Our failure in Vietnam led to several decades of timidity in American foreign policy which still haunts us today. Only today the stakes could not be higher: Whether we win in Iraq will determine our ultimate success in the greater war against terrorism. Al Qaeda is only one terrorist organization, and Iraq was only one state sponsor. Those remaining are closely monitoring our resolve in taking the fight to the enemy and winning the war.

Today’s Islamofascists represent a global threat as dangerous – if not more so – than that of our Cold War adversaries.

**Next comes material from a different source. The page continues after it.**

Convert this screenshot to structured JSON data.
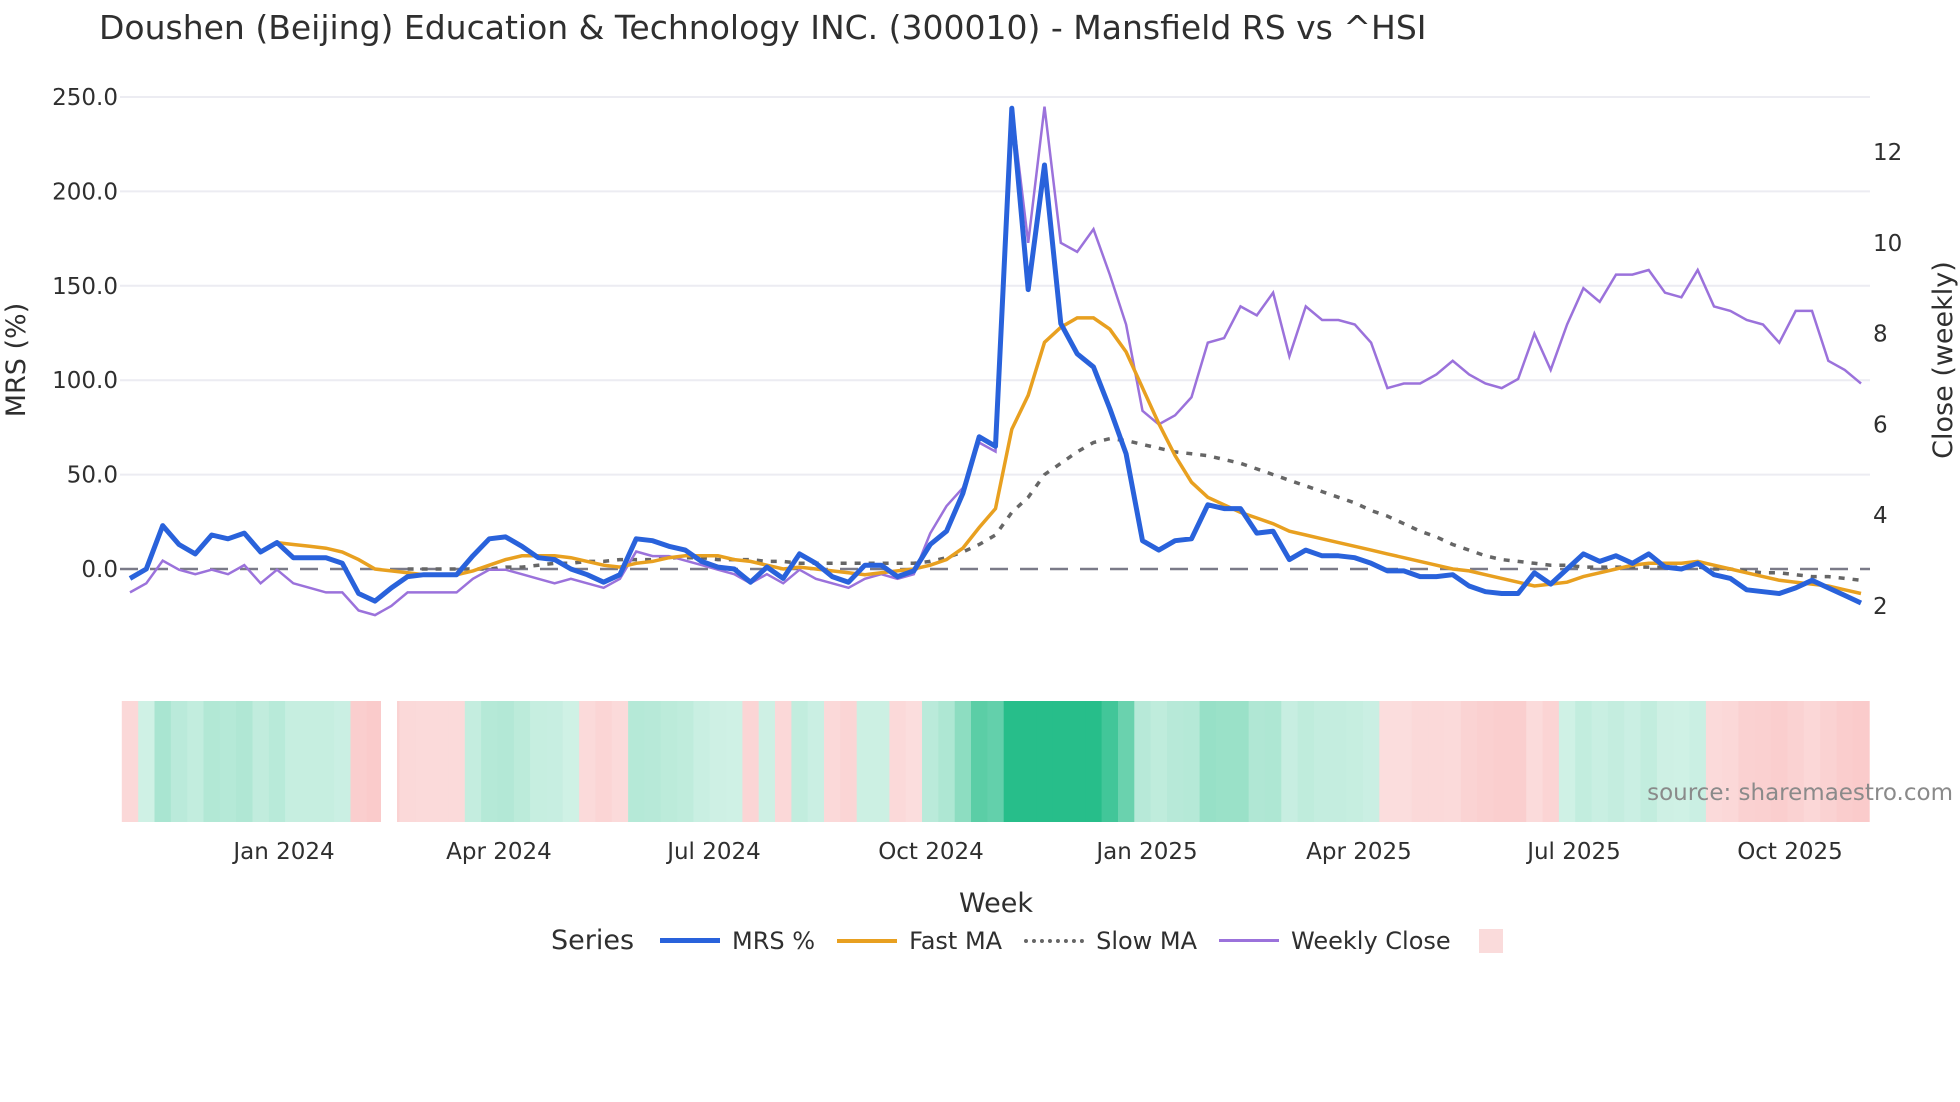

We must confront and defeat them, and the states that support them. Nineteen years after our defeat in 1975, former President Richard Nixon wrote a book entitled No More Vietnams. In it he stated, “America learned the wrong lesson from Vietnam. We learned we should not try again. What we should have learned is we must not fail again.”

The Islamofascists understand that if they defeat us, they in turn defeat the civilized world. It is a long way from the Tonkin Gulf to Fallujah and the mountains of Afghanistan, but the lessons learned are the same.